Robbie turun ke bawah dan merasa sangat berat untuk menghadapi Ibu dan adik perempuannya karena istrinya tidak ingin menemui mereka. Namun, perang urat syaraf itu sudah berlangsung lama. Robbie berpikir untuk kali ini saja akan memihak istrinya karena ia sudah mulai menyadari sesuatu. Jikalau ia tidak pernah bisa berpisah dengan Karlina, ia sangat mencintai istrinya.
“Karlina sedang tidak enak badan,” kilah Robbie sembari mempersilakan Ibu dan Winona untuk duduk di ruang keluarga. Namun, Nyonya Miranda lebih senang duduk di meja makan, akhirnya Winona dan Robbie mengikuti Ibu ke sana.
“Tidak usah menutupi kebohongannya, katakan saja Karlina tidak mau menemui, Ibu,” sindir Ibu. Wajah Nyonya Besar Miranda berubah lebih dingin dari sebelumnya. Matanya terlihat tidak senang sama sekali dengan sikap menantunya itu. Baru kali ini, seorang sepertinya diperlakukan tidak hormat oleh seseorang yang diangkat derajat olehnya.
Puteranya sangat hapal dengan ekspresi murka Ibunya. Sudah lama ia dibayang-bayangi oleh sikap Miranda yang sering memperlakukan teman-teman Robbie berbeda pada awalnya. Miranda akan memberikan semua yang mereka inginkan agar Robbie bisa masuk ke dalam lingkungan yang diinginkan itu. Awalnya Robbie berpikir kalau apa yang dilakukan Ibunya hanya semata-mata bentuk kasih sayang seorang Ibu. Namun, setelah dekat mereka akan dimanfaatkan untuk menjerat Robbie, agar lebih tunduk atas kemauan Miranda. Begitu juga yang terjadi dengan Karlina.
Robbie beranjak dari kursi dan berusaha mengalihkan pembicaraan itu dengan mengambil cangkir-cangkir di dalam rak dapur. Dengan susah payah Robbie mencari letak cangkir-cangkir itu, Winona berusaha membantunya hingga menemukannya.
“Ibu, Winona kalian mau kopi atau teh?” kilah Robbie lagi.
“Aku kopi, beberapa hari ini aku kurang tidur, hehe,” ucap Winona yang terlihat berseri-seri.
“Baiklah, aku akan membuat tiga cangkir kopi yang spesial untuk kalian, tunggu ya!” tutur Robbie bersemangat. Memasukkan biji-biji kopi yang berasal dari Kalimantan yang beraroma khas ke dalam mesin pembuat kopi.

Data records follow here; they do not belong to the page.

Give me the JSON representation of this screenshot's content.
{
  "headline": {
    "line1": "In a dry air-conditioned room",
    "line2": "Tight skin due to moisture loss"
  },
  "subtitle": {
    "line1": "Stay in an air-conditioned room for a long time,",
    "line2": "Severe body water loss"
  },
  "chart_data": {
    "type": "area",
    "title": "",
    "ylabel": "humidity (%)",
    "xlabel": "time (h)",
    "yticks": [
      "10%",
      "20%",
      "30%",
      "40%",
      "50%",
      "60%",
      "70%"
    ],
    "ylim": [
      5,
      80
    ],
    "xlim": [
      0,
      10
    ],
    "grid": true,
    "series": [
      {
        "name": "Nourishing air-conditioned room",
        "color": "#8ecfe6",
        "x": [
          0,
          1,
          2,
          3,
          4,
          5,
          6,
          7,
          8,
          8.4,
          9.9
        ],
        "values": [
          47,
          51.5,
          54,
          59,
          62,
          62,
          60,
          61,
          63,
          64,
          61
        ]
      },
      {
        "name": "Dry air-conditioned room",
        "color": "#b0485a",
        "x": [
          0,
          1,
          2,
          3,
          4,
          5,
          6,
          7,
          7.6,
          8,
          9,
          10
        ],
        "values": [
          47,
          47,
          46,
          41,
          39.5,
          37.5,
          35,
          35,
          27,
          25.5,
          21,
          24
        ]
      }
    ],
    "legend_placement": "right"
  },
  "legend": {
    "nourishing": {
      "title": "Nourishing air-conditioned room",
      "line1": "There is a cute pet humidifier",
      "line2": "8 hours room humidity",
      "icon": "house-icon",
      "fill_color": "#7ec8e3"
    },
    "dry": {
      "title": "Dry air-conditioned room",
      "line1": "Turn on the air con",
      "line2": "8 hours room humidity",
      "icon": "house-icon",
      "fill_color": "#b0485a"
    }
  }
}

Tetesan-tetesan hitam dan murni itu mulai memenuhi wadah, ia segera menuangnya ke dalam cangkir.
Memberikan cangkir pertama kepada Ibu, lalu Winona dan dirinya sendiri. Tidak lupa mendekatkan porselen antik dengan lukisan bunga lily yang berisi susu cair dan juga gula untuk ditambahkan sesuai selera.
“Silakan, Ibu diminum,” ucap Robbie yang menyukai kopi hitam. Sementara Ibu menambahkan susu murni ke dalam cangkirnya dan juga gula. Winona hanya menambahkan gula satu sachet saja.
Slurup!
Robbie menikmati aroma yang keluar dari uap kopi yang dekat di hidungnya, lalu menyesapnya perlahan. Kepahitan yang terasa semakin nikmat karena merasakan pada akhirnya ujung lidahnya terasa manis dari kemurnian biji kopi pilihan.
“Kak, kedatanganku ke sini untuk mengatakan sesuatu yang menggembirakan, bahkan aku tidak bisa tidur hanya karena memikirkannya,” ungkap Winona begitu antusias dan berseri-seri. Dari matanya terpancar sinar kebahagiaan yang kentara.
“Berita apa?” tanya Robbie penasaran.
“Hilman melamarku, Kak dan kami akan menikah secepatnya!” tutur Winona memperlihatkan cincin berlian sebagai lambang pertunangan mereka.
“Benarkah? Sungguh? Aku ikut senang mendengarnya, selamat yah!” sambut Robbie begitu senang dengan kejutan itu. Sembari menghampiri Winona yang berada di seberang meja, ia memeluk adik perempuan satu-satunya dengan erat. Winona melompat-lompat kegirangan dengan ucapan selamat dari Robbie.